ロータスの新型スポーツカー『エミーラ』、レーサー「GT4」発表…トヨタ製V6は405馬力

市販車は0~100km/h加速4.5秒未満で最高速は290km/h

エヴォーラGT4の成功を受け継ぐ

乾燥重量は1260kgに

エミーラGT4で世界のモータースポーツシーンに復帰

ロータス・エミーラ GT4
ロータス・エミーラ GT4全 15 枚

ロータスカーズは9月8日、『エミーラGT4』(Lotus Emira GT4)を欧州で発表した。新型スポーツカーの『エミーラ』のレーシングカーとなる。

写真:ロータス・エミーラ

市販車は0~100km/h加速4.5秒未満で最高速は290km/h

エミーラは、新しいロータススポーツカーアーキテクチャをベースに開発された。ロータス押出し結合アルミ製シャシーテクノロジーを使用している。

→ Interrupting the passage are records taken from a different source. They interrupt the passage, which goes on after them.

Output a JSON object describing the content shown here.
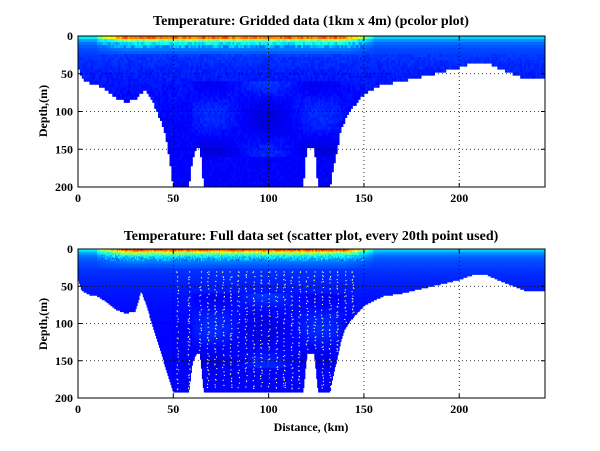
{
  "chart_data": [
    {
      "type": "heatmap",
      "subtype": "pcolor",
      "title": "Temperature: Gridded data (1km x 4m) (pcolor plot)",
      "xlabel": "",
      "ylabel": "Depth,(m)",
      "xlim": [
        0,
        245
      ],
      "ylim": [
        200,
        0
      ],
      "xticks": [
        0,
        50,
        100,
        150,
        200
      ],
      "yticks": [
        0,
        50,
        100,
        150,
        200
      ],
      "grid": "dotted",
      "colormap": "jet",
      "colormap_colors": [
        "#00008f",
        "#0000ff",
        "#0080ff",
        "#00ffff",
        "#80ff80",
        "#ffff00",
        "#ff8000",
        "#ff0000",
        "#800000"
      ],
      "profile": {
        "description": "maximum sampled depth (m) along distance (km)",
        "x": [
          0,
          2,
          6,
          10,
          15,
          20,
          25,
          30,
          35,
          40,
          45,
          48,
          50,
          52,
          54,
          56,
          58,
          60,
          62,
          64,
          66,
          68,
          70,
          75,
          80,
          90,
          100,
          110,
          118,
          120,
          122,
          124,
          126,
          128,
          130,
          132,
          134,
          136,
          138,
          140,
          145,
          150,
          155,
          160,
          170,
          180,
          190,
          200,
          205,
          210,
          215,
          220,
          225,
          230,
          235,
          240,
          244
        ],
        "bottom_depth": [
          40,
          55,
          60,
          62,
          70,
          80,
          85,
          82,
          70,
          90,
          120,
          160,
          200,
          200,
          200,
          200,
          200,
          160,
          145,
          145,
          200,
          200,
          200,
          200,
          200,
          200,
          200,
          200,
          200,
          145,
          145,
          145,
          200,
          200,
          200,
          200,
          170,
          150,
          120,
          110,
          90,
          75,
          68,
          62,
          58,
          52,
          46,
          40,
          35,
          32,
          34,
          40,
          45,
          50,
          55,
          55,
          55
        ]
      },
      "surface_warm_layer": {
        "x_range_km": [
          10,
          155
        ],
        "max_temperature_depth_m": [
          0,
          12
        ]
      }
    },
    {
      "type": "scatter",
      "title": "Temperature: Full data set (scatter plot, every 20th point used)",
      "xlabel": "Distance, (km)",
      "ylabel": "Depth,(m)",
      "xlim": [
        0,
        245
      ],
      "ylim": [
        200,
        0
      ],
      "xticks": [
        0,
        50,
        100,
        150,
        200
      ],
      "yticks": [
        0,
        50,
        100,
        150,
        200
      ],
      "grid": "dotted",
      "colormap": "jet",
      "profile": {
        "description": "maximum sampled depth (m) along distance (km)",
        "x": [
          0,
          2,
          6,
          10,
          15,
          20,
          25,
          30,
          33,
          36,
          40,
          45,
          50,
          52,
          54,
          56,
          58,
          60,
          62,
          64,
          66,
          68,
          70,
          75,
          80,
          90,
          100,
          110,
          118,
          120,
          122,
          124,
          126,
          128,
          130,
          132,
          134,
          136,
          138,
          140,
          145,
          150,
          155,
          160,
          170,
          180,
          190,
          200,
          205,
          210,
          215,
          220,
          225,
          230,
          235,
          240,
          244
        ],
        "bottom_depth": [
          40,
          55,
          60,
          62,
          70,
          80,
          85,
          82,
          55,
          75,
          110,
          150,
          192,
          192,
          192,
          192,
          192,
          150,
          140,
          140,
          192,
          192,
          192,
          192,
          192,
          192,
          192,
          192,
          192,
          140,
          140,
          140,
          192,
          192,
          192,
          192,
          165,
          145,
          120,
          105,
          88,
          75,
          68,
          62,
          58,
          52,
          46,
          40,
          35,
          32,
          34,
          40,
          45,
          50,
          55,
          55,
          55
        ]
      },
      "sampling_stations_km": [
        52,
        58,
        64,
        68,
        72,
        76,
        80,
        84,
        88,
        92,
        96,
        100,
        104,
        108,
        112,
        116,
        120,
        124,
        128,
        132,
        136,
        140,
        144
      ]
    }
  ]
}
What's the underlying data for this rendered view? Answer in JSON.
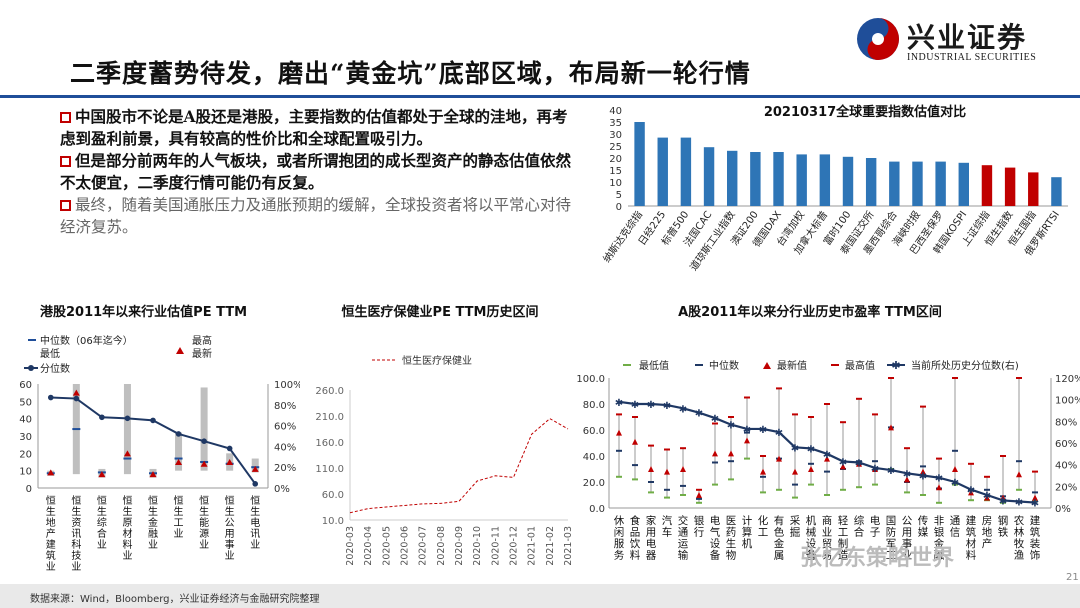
{
  "slide": {
    "title": "二季度蓄势待发，磨出“黄金坑”底部区域，布局新一轮行情",
    "logo_main": "兴业证券",
    "logo_sub": "INDUSTRIAL SECURITIES",
    "bullets": [
      "中国股市不论是A股还是港股，主要指数的估值都处于全球的洼地，再考虑到盈利前景，具有较高的性价比和全球配置吸引力。",
      "但是部分前两年的人气板块，或者所谓抱团的成长型资产的静态估值依然不太便宜，二季度行情可能仍有反复。",
      "最终，随着美国通胀压力及通胀预期的缓解，全球投资者将以平常心对待经济复苏。"
    ],
    "footer": "数据来源：Wind，Bloomberg，兴业证券经济与金融研究院整理",
    "watermark": "张忆东策略世界",
    "page_number": "21"
  },
  "chart_data": [
    {
      "id": "global-index-pe",
      "type": "bar",
      "title": "20210317全球重要指数估值对比",
      "categories": [
        "纳斯达克综指",
        "日经225",
        "标普500",
        "法国CAC",
        "道琼斯工业指数",
        "澳证200",
        "德国DAX",
        "台湾加权",
        "加拿大标普",
        "富时100",
        "泰国证交所",
        "墨西哥综合",
        "海峡时报",
        "巴西圣保罗",
        "韩国KOSPI",
        "上证综指",
        "恒生指数",
        "恒生国指",
        "俄罗斯RTSI"
      ],
      "values": [
        35,
        28.5,
        28.5,
        24.5,
        23,
        22.5,
        22.5,
        21.5,
        21.5,
        20.5,
        20,
        18.5,
        18.5,
        18.5,
        18,
        17,
        16,
        14,
        12
      ],
      "highlight": [
        false,
        false,
        false,
        false,
        false,
        false,
        false,
        false,
        false,
        false,
        false,
        false,
        false,
        false,
        false,
        true,
        true,
        true,
        false
      ],
      "ylim": [
        0,
        40
      ],
      "yticks": [
        0,
        5,
        10,
        15,
        20,
        25,
        30,
        35,
        40
      ],
      "colors": {
        "default": "#2e75b6",
        "highlight": "#c00000"
      }
    },
    {
      "id": "hk-industry-pe",
      "type": "bar",
      "title": "港股2011年以来行业估值PE TTM",
      "legend": [
        "中位数（06年迄今）",
        "最高",
        "最低",
        "最新",
        "分位数"
      ],
      "categories": [
        "恒生地产建筑业",
        "恒生资讯科技业",
        "恒生综合业",
        "恒生原材料业",
        "恒生金融业",
        "恒生工业",
        "恒生能源业",
        "恒生公用事业",
        "恒生电讯业"
      ],
      "low": [
        7,
        8,
        6,
        8,
        6,
        10,
        10,
        10,
        9
      ],
      "high": [
        10,
        60,
        11,
        60,
        11,
        32,
        58,
        20,
        17
      ],
      "median": [
        8.5,
        34,
        9,
        17,
        8.5,
        17,
        15,
        14,
        12
      ],
      "latest": [
        9,
        55,
        8,
        20,
        8,
        15,
        14,
        15,
        11
      ],
      "percentile": [
        0.87,
        0.86,
        0.68,
        0.67,
        0.65,
        0.52,
        0.45,
        0.38,
        0.04
      ],
      "ylim": [
        0,
        60
      ],
      "yticks": [
        0,
        10,
        20,
        30,
        40,
        50,
        60
      ],
      "y2ticks": [
        "0%",
        "20%",
        "40%",
        "60%",
        "80%",
        "100%"
      ]
    },
    {
      "id": "hs-healthcare-pe",
      "type": "line",
      "title": "恒生医疗保健业PE TTM历史区间",
      "series": [
        {
          "name": "恒生医疗保健业",
          "x": [
            "2020-03",
            "2020-04",
            "2020-05",
            "2020-06",
            "2020-07",
            "2020-08",
            "2020-09",
            "2020-10",
            "2020-11",
            "2020-12",
            "2021-01",
            "2021-02",
            "2021-03"
          ],
          "values": [
            24,
            32,
            35,
            38,
            41,
            42,
            46,
            85,
            95,
            92,
            175,
            205,
            185
          ]
        }
      ],
      "ylim": [
        10,
        260
      ],
      "yticks": [
        "10.0",
        "60.0",
        "110.0",
        "160.0",
        "210.0",
        "260.0"
      ]
    },
    {
      "id": "a-share-industry-pe",
      "type": "scatter",
      "title": "A股2011年以来分行业历史市盈率 TTM区间",
      "legend": [
        "最低值",
        "中位数",
        "最新值",
        "最高值",
        "当前所处历史分位数(右)"
      ],
      "categories": [
        "休闲服务",
        "食品饮料",
        "家用电器",
        "汽车",
        "交通运输",
        "银行",
        "电气设备",
        "医药生物",
        "计算机",
        "化工",
        "有色金属",
        "采掘",
        "机械设备",
        "商业贸易",
        "轻工制造",
        "综合",
        "电子",
        "国防军工",
        "公用事业",
        "传媒",
        "非银金融",
        "通信",
        "建筑材料",
        "房地产",
        "钢铁",
        "农林牧渔",
        "建筑装饰"
      ],
      "low": [
        24,
        22,
        12,
        8,
        10,
        4,
        18,
        22,
        38,
        12,
        14,
        8,
        18,
        10,
        14,
        16,
        18,
        30,
        12,
        10,
        4,
        18,
        6,
        6,
        4,
        14,
        5
      ],
      "median": [
        44,
        33,
        20,
        14,
        17,
        7,
        35,
        36,
        58,
        24,
        38,
        18,
        34,
        28,
        30,
        36,
        36,
        62,
        20,
        32,
        15,
        44,
        14,
        14,
        9,
        36,
        12
      ],
      "latest": [
        58,
        51,
        30,
        28,
        30,
        10,
        42,
        42,
        52,
        28,
        38,
        28,
        30,
        38,
        32,
        34,
        30,
        62,
        22,
        28,
        16,
        30,
        12,
        8,
        8,
        26,
        8
      ],
      "high": [
        72,
        70,
        48,
        45,
        46,
        14,
        65,
        70,
        85,
        40,
        92,
        72,
        70,
        80,
        66,
        84,
        72,
        110,
        46,
        78,
        38,
        100,
        34,
        24,
        40,
        102,
        28
      ],
      "percentile": [
        0.98,
        0.96,
        0.96,
        0.95,
        0.92,
        0.88,
        0.83,
        0.77,
        0.73,
        0.73,
        0.7,
        0.56,
        0.55,
        0.5,
        0.43,
        0.42,
        0.37,
        0.35,
        0.32,
        0.3,
        0.28,
        0.24,
        0.17,
        0.12,
        0.07,
        0.06,
        0.05
      ],
      "ylim": [
        0,
        100
      ],
      "yticks": [
        "0.0",
        "20.0",
        "40.0",
        "60.0",
        "80.0",
        "100.0"
      ],
      "y2ticks": [
        "0%",
        "20%",
        "40%",
        "60%",
        "80%",
        "100%",
        "120%"
      ]
    }
  ]
}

エミーラは、2つのガソリンエンジンから選択できる。テクニカルパートナーのメルセデスAMG製の2.0リットル直列4気筒ガソリンターボエンジンと、『エキシージ』と『エヴォーラ』で定評あるトヨタ製の3.5リットルV型6気筒ガソリンをスーパーチャージャーで加給したエンジンだ。それぞれがロータスによって調整され、ユニークで独特のキャラクターを生み出すという。

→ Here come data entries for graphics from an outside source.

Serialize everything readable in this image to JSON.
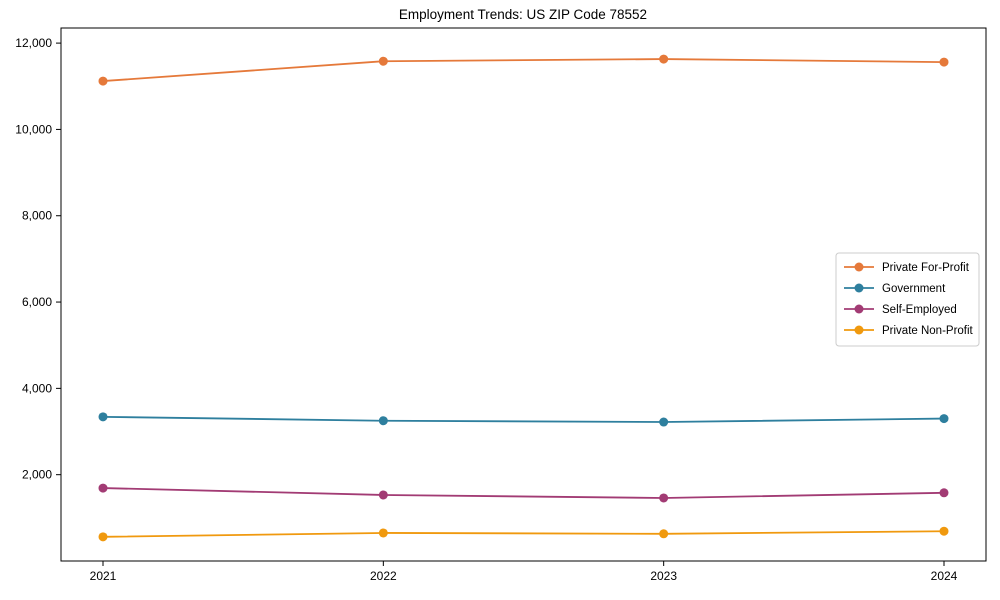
{
  "window": {
    "title": "Employment Trends: US ZIP Code 78552"
  },
  "chart_data": {
    "type": "line",
    "title": "Employment Trends: US ZIP Code 78552",
    "categories": [
      "2021",
      "2022",
      "2023",
      "2024"
    ],
    "series": [
      {
        "name": "Private For-Profit",
        "color": "#e5793a",
        "values": [
          11120,
          11580,
          11630,
          11560
        ]
      },
      {
        "name": "Government",
        "color": "#2e7f9e",
        "values": [
          3340,
          3250,
          3220,
          3300
        ]
      },
      {
        "name": "Self-Employed",
        "color": "#a23b74",
        "values": [
          1690,
          1530,
          1460,
          1580
        ]
      },
      {
        "name": "Private Non-Profit",
        "color": "#f0990e",
        "values": [
          560,
          650,
          630,
          690
        ]
      }
    ],
    "xlabel": "",
    "ylabel": "",
    "ylim": [
      0,
      12350
    ],
    "yticks": [
      2000,
      4000,
      6000,
      8000,
      10000,
      12000
    ],
    "grid": false,
    "marker": "circle",
    "legend_position": "center right",
    "axis_color": "#000000",
    "legend_border_color": "#cccccc",
    "legend_background": "#ffffff"
  }
}
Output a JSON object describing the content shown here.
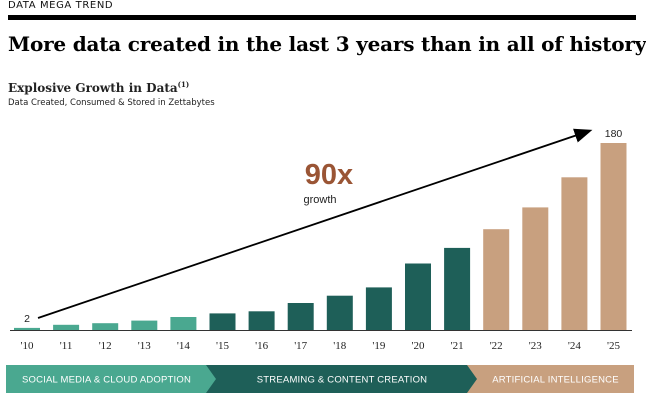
{
  "header": {
    "section_tag": "DATA MEGA TREND",
    "headline": "More data created in the last 3 years than in all of history"
  },
  "chart_data": {
    "type": "bar",
    "title": "Explosive Growth in Data",
    "title_footnote": "(1)",
    "subtitle": "Data Created, Consumed & Stored in Zettabytes",
    "categories": [
      "'10",
      "'11",
      "'12",
      "'13",
      "'14",
      "'15",
      "'16",
      "'17",
      "'18",
      "'19",
      "'20",
      "'21",
      "'22",
      "'23",
      "'24",
      "'25"
    ],
    "values": [
      2,
      5,
      6.5,
      9,
      12.5,
      16,
      18,
      26,
      33,
      41,
      64,
      79,
      97,
      118,
      147,
      180
    ],
    "data_labels": [
      {
        "index": 0,
        "text": "2"
      },
      {
        "index": 15,
        "text": "180"
      }
    ],
    "ylim": [
      0,
      180
    ],
    "growth_callout": {
      "value": "90x",
      "label": "growth"
    },
    "colors": {
      "early": "#4aa890",
      "mid": "#1e5f58",
      "forecast": "#c8a07f",
      "callout": "#9a5535",
      "arrow": "#000000",
      "axis": "#333333"
    },
    "bar_color_groups": [
      "early",
      "early",
      "early",
      "early",
      "early",
      "mid",
      "mid",
      "mid",
      "mid",
      "mid",
      "mid",
      "mid",
      "forecast",
      "forecast",
      "forecast",
      "forecast"
    ],
    "eras": [
      {
        "label": "SOCIAL MEDIA & CLOUD ADOPTION",
        "color": "#4aa890",
        "from_index": 0,
        "to_index": 4
      },
      {
        "label": "STREAMING & CONTENT CREATION",
        "color": "#1e5f58",
        "from_index": 5,
        "to_index": 11
      },
      {
        "label": "ARTIFICIAL INTELLIGENCE",
        "color": "#c8a07f",
        "from_index": 12,
        "to_index": 15
      }
    ]
  }
}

また、最大出力は365~405ps、最大トルクは43.8kgm。0~100km/h加速は4.5秒未満、最高速は290km/hの性能が目標として掲げられている。

エヴォーラGT4の成功を受け継ぐ

エミーラのレーシングカーのエミーラGT4は、公道とサーキットでの70年以上のロータスの革新の歴史の集大成、と位置付ける。ロータスのパフォーマンスGTレースにおけるエキサイティングな新時代の始まりを示しているという。

エミーラGT4は、プロジェクトパートナーのRMLグループと共同開発されている。市販車をベースにレースに対応させることは、ロータスのビジネスとブランドのあらゆる分野で行われている変革のもう1つのマイルストーンになるという。

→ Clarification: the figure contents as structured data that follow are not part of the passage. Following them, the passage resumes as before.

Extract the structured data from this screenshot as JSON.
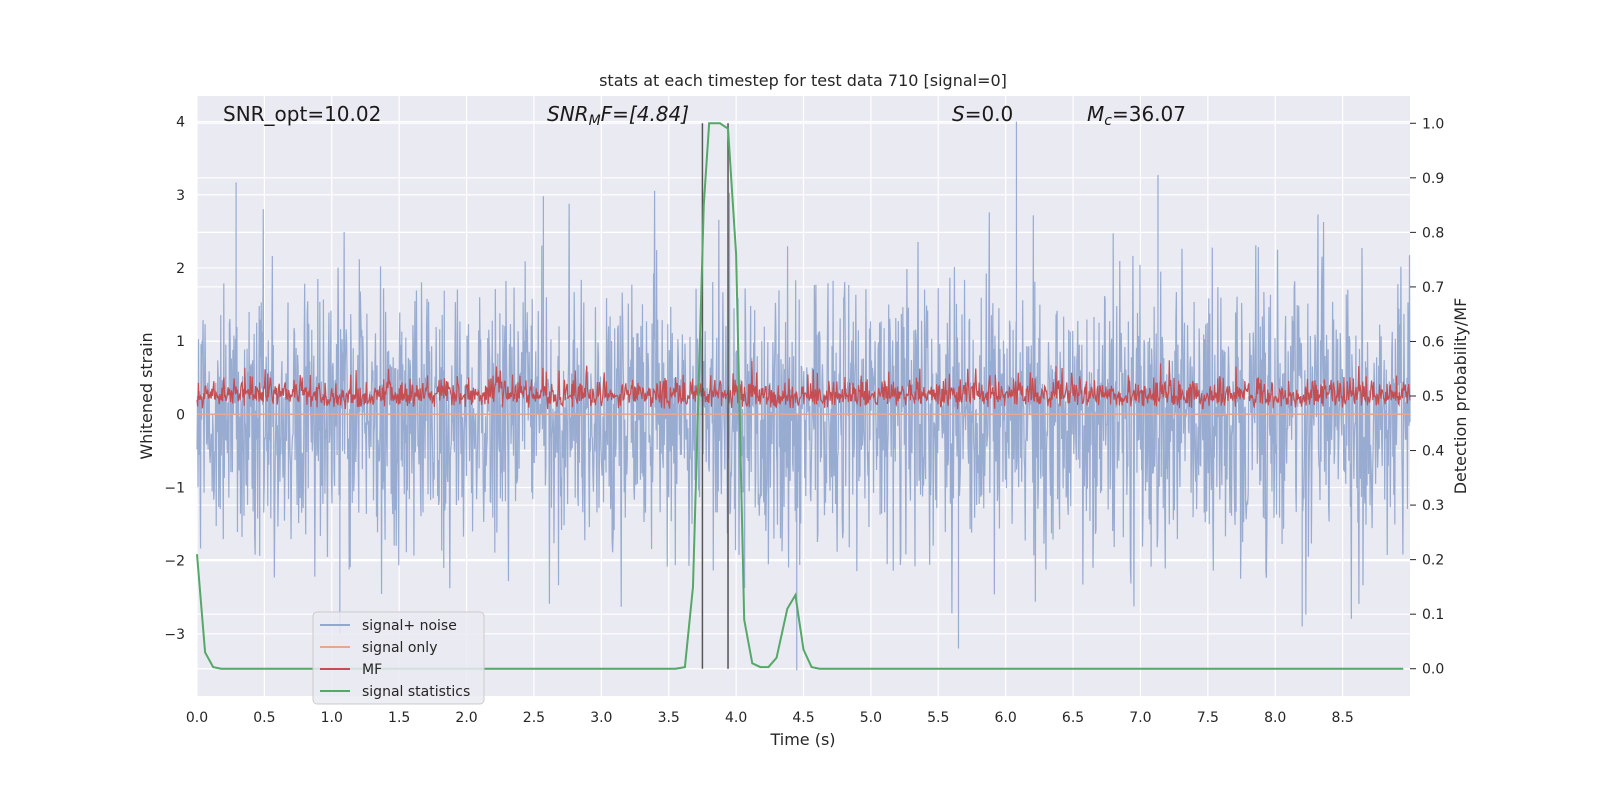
{
  "chart_data": {
    "type": "line",
    "title": "stats at each timestep for test data 710 [signal=0]",
    "xlabel": "Time (s)",
    "ylabel_left": "Whitened strain",
    "ylabel_right": "Detection probability/MF",
    "xlim": [
      0.0,
      9.0
    ],
    "ylim_left": [
      -3.85,
      4.35
    ],
    "ylim_right": [
      -0.05,
      1.05
    ],
    "x_ticks": [
      "0.0",
      "0.5",
      "1.0",
      "1.5",
      "2.0",
      "2.5",
      "3.0",
      "3.5",
      "4.0",
      "4.5",
      "5.0",
      "5.5",
      "6.0",
      "6.5",
      "7.0",
      "7.5",
      "8.0",
      "8.5"
    ],
    "y_ticks_left": [
      "4",
      "3",
      "2",
      "1",
      "0",
      "−1",
      "−2",
      "−3"
    ],
    "y_ticks_right": [
      "1.0",
      "0.9",
      "0.8",
      "0.7",
      "0.6",
      "0.5",
      "0.4",
      "0.3",
      "0.2",
      "0.1",
      "0.0"
    ],
    "grid": true,
    "legend_position": "lower-left",
    "annotations": {
      "snr_opt": "SNR_opt=10.02",
      "snr_mf_var": "SNR",
      "snr_mf_sub": "M",
      "snr_mf_rest": "F=[4.84]",
      "s_var": "S",
      "s_rest": "=0.0",
      "mc_var": "M",
      "mc_sub": "c",
      "mc_rest": "=36.07"
    },
    "vertical_lines_x": [
      3.75,
      3.94
    ],
    "series": [
      {
        "name": "signal+ noise",
        "color": "#94a8cf",
        "description_amplitude": "noise between about -3.5 and 4.0 around 0",
        "envelope_pos": 1.0,
        "envelope_neg": -1.0,
        "spike_max": 4.0,
        "spike_min": -3.5
      },
      {
        "name": "signal only",
        "color": "#e8a58f",
        "values_note": "flat at 0"
      },
      {
        "name": "MF",
        "color": "#c44e52",
        "axis": "right",
        "baseline": 0.5,
        "range": [
          0.47,
          0.6
        ]
      },
      {
        "name": "signal statistics",
        "color": "#55a868",
        "axis": "right",
        "x": [
          0.0,
          0.06,
          0.12,
          0.18,
          0.25,
          0.5,
          1.0,
          2.0,
          3.0,
          3.55,
          3.62,
          3.68,
          3.72,
          3.76,
          3.8,
          3.88,
          3.94,
          4.0,
          4.06,
          4.12,
          4.18,
          4.24,
          4.3,
          4.38,
          4.44,
          4.5,
          4.56,
          4.62,
          5.0,
          6.0,
          7.0,
          8.0,
          8.95
        ],
        "y": [
          0.21,
          0.03,
          0.003,
          0.0,
          0.0,
          0.0,
          0.0,
          0.0,
          0.0,
          0.0,
          0.003,
          0.15,
          0.5,
          0.85,
          1.0,
          1.0,
          0.99,
          0.76,
          0.09,
          0.01,
          0.003,
          0.003,
          0.02,
          0.11,
          0.135,
          0.035,
          0.003,
          0.0,
          0.0,
          0.0,
          0.0,
          0.0,
          0.0
        ]
      }
    ]
  }
}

最近のロータスのレーシングカーとしては、エヴォーラがベースの『エヴォーラGT4』がある。同車は、英国GT、ドバイ24時間、バルセロナ24時間、ヨーロッパGT、セパン12時間、ピレリワールドチャレンジなどのレースやチャンピオンシップにおいて、成功を収めてきた。

乾燥重量は1260kgに

英国ヘテルを拠点とするエンジニアリングチームは、卓越したダイナミクスと高速安定性を重視して、エミーラGT4を開発している。高度な複合素材を使用したボディワークにより軽量化を促進。トヨタのモータースポーツで実証済みの2GR-FE型3.5リットルV型6気筒ガソリンエンジンを搭載し、最大出力は405ps/7200rpmとなる。トランスミッションは、パドルシフト付きの6速シーケンシャル。市販車のエミーラの外装デザインをベースに、空力性能などの最適化が図られる。

ロータスのロードカーのほとんどすべてに、レーシングカーが開発されてきた。エミーラも例外ではない。それぞれの顧客のエミーラGT4は、最新の安全規制を満たすために軽量のモータースポーツコンポーネントと機器を使用してハンドビルドされ、公認のパフォーマンスマシンに仕上げられるという。乾燥重量は1260kgとした。

ロータスのレーシングカーでGTチャンピオンシップを獲得した開発ドライバーのギャバン・カーショウ氏が、エミーラGT4の走行テストを担当する。同氏は、「エミーラの新開発シャシーが、高性能レーシングカーの基本だ。エミーラGT4でロータスが世界のモータースポーツシーンに復帰することに、とても興奮している」と語る。

エミーラGT4で世界のモータースポーツシーンに復帰

世界のモータースポーツシーンへの復帰は、ロータスの変革の重要な柱という。2021年の初め、コンサルタント部門のロータスエンジニアリングは、F1世界チャンピオンのジェンソン・バトンが率いる「エクストリームE」レースチームの「JBXE」のテクニカルパートナーとなった。

ロータスエミーラGT4は、レーシングカーの開発の舞台となっている全長2.2マイルのヘテルテストコースで開催されるイベントにおいて、2021年後半に正式デビューする予定だ。なお、ロータスは、2022年シーズンに向けてエミーラGT4を限定生産し、世界の需要に合わせて2023年の生産を増やすことを計画している。

なお、ロータスのレースプログラムマネージャー、リチャード・セルウィン氏は、「RMLグループのチームと協力して、次世代のロータスGTカーのエミーラGT4が、レースで勝利を収めるパフォーマンスを発揮できるように努めてきた」と語っている。